The usual proportionality law for solar sails is

$$\frac{\cos^2\left(\alpha\right)}{r^2}$$

where $\alpha$ is the sails angle from zenith, and $r$ is the distance from the Sun. This assumes that the Sun a point source of light, and that the size of the sail is negligible compared to the Sun.

This can simply be decomposed into

$$\frac{\cos^3\left(\alpha\right)}{r^2}$$

for the vertical component, and

$$\frac{\cos^2\left(\alpha\right)\sin\left(\alpha\right)}{r^2}$$

for the horizontal.

A naive solution for this is simply combining the $\cos^2\left(\alpha\right)$,$\cos^3\left(\alpha\right)$ and $\cos^2\left(\alpha\right)\sin\left(\alpha\right)$ with the modified law, however this is not completely accurate, but it is a little bit better than the point source assumption.

For a per unit of angle solution, we must make a decision about if we assume that the backside of the sail is reflective or not. Why this is important can be illustrated in the following way:

This can be decomposed multiplying with either $\cos\left(\alpha\right)$ or $\sin\left(\alpha\right)$ as usual.

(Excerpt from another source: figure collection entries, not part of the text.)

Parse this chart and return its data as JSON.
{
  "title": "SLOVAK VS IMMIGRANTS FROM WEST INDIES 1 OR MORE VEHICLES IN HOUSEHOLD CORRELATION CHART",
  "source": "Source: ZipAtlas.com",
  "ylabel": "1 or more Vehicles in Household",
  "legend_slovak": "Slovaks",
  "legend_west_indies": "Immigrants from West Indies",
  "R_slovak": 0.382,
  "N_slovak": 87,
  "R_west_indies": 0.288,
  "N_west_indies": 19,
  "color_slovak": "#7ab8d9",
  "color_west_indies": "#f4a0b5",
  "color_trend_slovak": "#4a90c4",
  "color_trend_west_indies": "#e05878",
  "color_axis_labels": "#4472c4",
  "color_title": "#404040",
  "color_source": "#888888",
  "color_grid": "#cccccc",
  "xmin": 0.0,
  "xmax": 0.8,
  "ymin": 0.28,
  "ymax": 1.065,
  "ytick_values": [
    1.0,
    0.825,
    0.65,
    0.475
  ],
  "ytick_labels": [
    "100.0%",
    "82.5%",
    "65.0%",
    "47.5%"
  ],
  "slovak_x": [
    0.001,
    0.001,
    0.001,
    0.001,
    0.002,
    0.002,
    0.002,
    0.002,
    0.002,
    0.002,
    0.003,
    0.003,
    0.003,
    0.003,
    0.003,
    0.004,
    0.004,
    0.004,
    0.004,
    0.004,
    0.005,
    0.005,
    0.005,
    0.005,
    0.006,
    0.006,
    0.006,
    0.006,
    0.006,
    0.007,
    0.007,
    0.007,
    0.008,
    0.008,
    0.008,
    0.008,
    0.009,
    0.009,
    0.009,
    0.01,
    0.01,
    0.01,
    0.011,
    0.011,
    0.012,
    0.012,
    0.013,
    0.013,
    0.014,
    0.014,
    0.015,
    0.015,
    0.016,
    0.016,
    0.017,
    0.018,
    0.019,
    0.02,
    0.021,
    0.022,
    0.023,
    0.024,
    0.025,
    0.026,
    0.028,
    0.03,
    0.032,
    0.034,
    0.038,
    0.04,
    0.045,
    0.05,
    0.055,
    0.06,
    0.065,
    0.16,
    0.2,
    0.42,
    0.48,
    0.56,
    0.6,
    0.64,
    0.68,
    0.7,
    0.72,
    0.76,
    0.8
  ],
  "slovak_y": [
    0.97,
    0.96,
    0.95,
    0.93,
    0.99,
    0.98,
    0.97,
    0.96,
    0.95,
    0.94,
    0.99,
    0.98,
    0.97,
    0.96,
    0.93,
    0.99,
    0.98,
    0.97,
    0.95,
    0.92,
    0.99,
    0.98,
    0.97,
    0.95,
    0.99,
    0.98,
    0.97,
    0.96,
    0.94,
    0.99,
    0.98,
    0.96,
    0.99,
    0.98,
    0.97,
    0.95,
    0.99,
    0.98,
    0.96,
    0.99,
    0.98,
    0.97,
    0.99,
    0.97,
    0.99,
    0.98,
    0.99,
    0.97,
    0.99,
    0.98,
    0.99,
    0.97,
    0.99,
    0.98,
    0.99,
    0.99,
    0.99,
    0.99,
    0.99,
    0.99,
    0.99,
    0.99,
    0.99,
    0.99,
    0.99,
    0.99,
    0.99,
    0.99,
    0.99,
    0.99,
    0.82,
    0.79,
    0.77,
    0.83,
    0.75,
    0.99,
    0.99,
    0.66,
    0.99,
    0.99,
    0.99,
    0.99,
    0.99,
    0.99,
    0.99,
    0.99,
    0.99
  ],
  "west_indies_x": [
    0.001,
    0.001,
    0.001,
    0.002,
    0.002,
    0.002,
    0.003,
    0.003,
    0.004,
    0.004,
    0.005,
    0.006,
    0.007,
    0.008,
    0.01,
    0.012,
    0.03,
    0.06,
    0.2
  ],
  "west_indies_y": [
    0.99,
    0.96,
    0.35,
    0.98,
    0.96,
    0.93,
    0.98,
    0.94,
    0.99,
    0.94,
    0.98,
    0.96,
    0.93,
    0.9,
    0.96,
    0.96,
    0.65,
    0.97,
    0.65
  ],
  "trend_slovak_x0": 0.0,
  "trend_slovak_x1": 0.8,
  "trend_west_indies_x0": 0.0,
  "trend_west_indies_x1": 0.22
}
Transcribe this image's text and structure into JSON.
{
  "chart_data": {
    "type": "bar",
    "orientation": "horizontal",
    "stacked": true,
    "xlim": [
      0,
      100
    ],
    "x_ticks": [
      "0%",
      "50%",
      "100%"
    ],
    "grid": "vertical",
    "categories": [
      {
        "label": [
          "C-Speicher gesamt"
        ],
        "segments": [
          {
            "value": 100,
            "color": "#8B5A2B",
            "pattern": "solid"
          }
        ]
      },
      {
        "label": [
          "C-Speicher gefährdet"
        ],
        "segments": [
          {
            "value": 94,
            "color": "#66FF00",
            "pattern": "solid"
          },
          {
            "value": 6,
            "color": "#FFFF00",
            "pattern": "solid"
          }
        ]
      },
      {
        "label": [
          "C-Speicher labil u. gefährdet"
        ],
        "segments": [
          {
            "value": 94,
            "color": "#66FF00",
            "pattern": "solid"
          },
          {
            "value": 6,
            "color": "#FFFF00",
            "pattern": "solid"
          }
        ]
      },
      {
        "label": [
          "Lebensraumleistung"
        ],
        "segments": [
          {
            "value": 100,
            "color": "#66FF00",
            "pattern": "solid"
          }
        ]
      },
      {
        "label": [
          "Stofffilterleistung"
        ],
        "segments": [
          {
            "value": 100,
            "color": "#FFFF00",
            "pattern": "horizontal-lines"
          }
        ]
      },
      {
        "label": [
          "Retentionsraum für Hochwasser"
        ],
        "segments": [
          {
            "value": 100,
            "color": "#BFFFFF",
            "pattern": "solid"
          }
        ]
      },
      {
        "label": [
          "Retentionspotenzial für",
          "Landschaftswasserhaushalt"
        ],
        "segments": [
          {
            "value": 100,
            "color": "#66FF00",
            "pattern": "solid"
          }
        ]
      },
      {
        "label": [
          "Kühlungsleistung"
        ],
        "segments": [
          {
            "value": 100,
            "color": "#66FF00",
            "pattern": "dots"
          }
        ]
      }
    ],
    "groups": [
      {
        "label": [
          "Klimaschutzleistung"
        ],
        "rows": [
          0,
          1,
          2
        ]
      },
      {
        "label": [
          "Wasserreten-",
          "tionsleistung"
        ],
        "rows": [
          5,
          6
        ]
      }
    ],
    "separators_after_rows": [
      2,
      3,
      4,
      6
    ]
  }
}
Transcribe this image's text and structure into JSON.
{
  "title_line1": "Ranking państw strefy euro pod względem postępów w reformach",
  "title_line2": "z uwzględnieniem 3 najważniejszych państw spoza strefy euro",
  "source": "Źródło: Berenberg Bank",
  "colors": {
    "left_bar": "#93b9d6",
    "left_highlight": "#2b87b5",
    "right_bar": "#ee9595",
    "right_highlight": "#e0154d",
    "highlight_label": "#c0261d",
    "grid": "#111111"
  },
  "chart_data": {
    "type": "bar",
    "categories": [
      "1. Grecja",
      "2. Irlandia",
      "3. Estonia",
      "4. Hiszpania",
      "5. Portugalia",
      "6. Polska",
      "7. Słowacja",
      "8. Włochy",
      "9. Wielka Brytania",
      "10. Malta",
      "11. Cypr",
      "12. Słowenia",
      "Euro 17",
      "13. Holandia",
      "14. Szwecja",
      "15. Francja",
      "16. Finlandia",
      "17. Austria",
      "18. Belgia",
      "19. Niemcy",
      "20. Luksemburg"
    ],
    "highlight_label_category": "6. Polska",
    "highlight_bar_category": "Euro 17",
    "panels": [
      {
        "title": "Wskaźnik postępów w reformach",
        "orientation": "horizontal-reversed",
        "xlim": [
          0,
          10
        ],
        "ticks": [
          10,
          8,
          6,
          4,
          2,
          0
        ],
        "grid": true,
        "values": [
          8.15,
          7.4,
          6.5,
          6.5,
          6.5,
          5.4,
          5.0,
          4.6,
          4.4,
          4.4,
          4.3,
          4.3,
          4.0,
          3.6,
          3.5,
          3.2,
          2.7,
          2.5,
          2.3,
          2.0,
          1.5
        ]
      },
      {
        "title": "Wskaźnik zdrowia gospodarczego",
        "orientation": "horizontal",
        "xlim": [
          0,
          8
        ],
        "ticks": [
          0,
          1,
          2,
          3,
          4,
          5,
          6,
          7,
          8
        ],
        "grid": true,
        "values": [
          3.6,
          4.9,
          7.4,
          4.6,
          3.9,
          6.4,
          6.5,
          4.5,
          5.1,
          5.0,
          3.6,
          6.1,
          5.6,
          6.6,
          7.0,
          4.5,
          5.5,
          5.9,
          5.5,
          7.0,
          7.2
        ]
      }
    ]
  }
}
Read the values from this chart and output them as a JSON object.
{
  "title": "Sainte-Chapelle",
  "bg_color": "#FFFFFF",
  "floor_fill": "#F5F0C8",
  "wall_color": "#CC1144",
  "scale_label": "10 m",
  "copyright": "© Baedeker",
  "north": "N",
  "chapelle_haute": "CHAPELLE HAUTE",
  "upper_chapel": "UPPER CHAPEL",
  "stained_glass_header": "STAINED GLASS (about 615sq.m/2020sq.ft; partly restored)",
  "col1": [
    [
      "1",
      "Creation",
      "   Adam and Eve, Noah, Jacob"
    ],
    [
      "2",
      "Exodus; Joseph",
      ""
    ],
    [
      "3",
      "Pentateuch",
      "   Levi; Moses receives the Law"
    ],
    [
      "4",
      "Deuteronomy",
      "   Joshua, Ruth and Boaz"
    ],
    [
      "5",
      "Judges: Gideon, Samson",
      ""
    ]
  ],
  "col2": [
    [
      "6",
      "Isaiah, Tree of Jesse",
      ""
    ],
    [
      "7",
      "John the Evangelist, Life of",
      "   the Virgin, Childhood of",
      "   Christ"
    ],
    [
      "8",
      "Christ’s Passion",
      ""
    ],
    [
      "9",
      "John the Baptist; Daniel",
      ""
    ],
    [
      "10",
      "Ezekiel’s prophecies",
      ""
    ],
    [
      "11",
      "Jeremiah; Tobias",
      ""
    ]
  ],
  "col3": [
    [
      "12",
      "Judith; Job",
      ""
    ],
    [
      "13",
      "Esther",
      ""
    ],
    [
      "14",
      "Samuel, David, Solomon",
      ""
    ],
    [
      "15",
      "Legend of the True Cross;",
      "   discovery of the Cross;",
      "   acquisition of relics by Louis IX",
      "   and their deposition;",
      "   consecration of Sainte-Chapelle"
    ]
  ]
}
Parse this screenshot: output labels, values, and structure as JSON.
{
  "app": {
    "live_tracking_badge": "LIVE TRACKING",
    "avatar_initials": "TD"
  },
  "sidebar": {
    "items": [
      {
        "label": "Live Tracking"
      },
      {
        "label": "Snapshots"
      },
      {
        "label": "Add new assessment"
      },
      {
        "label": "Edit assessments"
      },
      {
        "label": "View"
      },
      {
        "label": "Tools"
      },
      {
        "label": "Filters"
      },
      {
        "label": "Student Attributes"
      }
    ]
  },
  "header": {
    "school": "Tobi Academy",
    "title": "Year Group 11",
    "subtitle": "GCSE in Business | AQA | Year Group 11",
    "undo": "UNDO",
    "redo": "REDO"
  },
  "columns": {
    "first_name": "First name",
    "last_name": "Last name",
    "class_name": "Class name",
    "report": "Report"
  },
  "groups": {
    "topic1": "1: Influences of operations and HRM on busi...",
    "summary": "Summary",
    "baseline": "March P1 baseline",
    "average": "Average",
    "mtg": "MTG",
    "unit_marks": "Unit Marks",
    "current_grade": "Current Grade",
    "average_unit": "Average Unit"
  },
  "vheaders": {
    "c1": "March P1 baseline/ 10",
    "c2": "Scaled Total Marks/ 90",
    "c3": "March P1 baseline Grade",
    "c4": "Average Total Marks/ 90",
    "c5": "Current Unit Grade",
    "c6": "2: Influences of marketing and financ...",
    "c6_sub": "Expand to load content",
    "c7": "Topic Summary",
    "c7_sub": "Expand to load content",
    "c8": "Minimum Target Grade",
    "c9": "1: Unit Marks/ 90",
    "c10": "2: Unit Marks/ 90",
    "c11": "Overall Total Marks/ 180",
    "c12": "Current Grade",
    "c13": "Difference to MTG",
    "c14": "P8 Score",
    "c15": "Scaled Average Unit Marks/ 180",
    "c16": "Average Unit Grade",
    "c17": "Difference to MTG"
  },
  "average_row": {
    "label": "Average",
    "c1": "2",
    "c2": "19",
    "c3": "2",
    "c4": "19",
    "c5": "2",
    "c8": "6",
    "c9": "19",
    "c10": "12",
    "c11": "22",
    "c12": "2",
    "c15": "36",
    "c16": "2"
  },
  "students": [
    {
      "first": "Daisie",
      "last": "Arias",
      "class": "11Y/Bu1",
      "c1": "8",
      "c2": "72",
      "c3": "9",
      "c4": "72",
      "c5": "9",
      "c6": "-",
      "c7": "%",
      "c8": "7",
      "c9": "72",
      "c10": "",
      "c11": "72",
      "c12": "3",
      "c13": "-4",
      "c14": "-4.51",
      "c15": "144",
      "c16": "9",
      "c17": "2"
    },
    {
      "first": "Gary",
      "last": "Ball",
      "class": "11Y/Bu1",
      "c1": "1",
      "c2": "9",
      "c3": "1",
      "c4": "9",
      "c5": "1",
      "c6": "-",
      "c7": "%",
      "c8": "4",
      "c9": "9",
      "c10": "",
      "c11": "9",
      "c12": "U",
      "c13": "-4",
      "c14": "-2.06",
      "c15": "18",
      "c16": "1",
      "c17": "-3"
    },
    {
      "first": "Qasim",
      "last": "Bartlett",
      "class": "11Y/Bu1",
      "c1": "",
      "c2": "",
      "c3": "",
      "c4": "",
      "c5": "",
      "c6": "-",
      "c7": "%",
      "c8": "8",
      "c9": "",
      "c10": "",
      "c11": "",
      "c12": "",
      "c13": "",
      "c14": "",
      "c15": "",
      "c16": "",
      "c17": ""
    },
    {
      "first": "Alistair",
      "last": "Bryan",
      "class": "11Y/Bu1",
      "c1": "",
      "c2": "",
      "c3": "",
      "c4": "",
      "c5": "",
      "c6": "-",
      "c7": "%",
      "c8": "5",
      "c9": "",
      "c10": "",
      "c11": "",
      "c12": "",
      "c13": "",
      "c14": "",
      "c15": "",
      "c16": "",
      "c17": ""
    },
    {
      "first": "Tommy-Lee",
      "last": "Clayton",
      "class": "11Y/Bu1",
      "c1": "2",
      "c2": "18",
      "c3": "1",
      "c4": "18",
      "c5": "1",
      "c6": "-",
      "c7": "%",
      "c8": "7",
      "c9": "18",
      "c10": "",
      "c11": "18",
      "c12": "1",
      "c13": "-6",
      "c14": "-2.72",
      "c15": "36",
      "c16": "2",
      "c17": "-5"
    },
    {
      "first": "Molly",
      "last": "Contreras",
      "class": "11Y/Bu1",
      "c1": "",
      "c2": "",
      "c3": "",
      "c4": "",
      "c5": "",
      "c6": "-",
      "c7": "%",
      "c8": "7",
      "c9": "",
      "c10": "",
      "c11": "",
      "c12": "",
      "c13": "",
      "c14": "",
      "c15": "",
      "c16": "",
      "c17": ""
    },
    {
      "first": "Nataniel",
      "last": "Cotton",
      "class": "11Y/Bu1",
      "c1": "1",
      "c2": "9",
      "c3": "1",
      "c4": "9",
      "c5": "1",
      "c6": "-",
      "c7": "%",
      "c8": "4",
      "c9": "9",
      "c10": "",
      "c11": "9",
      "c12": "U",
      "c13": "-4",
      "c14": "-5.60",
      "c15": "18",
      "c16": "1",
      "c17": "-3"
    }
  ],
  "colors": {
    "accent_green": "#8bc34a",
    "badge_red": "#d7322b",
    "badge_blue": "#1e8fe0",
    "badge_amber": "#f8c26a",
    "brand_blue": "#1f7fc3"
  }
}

Important this is a formula per unit of angle, so to get a law similar to $\frac{\cos^3\left(\alpha\right)}{r^2}$, you must integrate your decided function per degree angle for the whole range. This is possible, as the function obviously has an enclosed area. Total acceleration in green, vertical in blue and horizontal in orange. Y-axis is proportionality, X-axis is the different angles of illumination. In this case, the angle of the sail is 20 degrees, and the distance from the centre of the Sun is 2 solar radii. Note the part where the horizontal acceleration is negative, due to light hitting the backside of the sail.

I gave up calculating the integral after about an hour, as did my CAS.

For any practical calculation, the usual solar sail equations are accurate enough, as you have to be extremely close to the Sun for any error by the point light source to be detectable.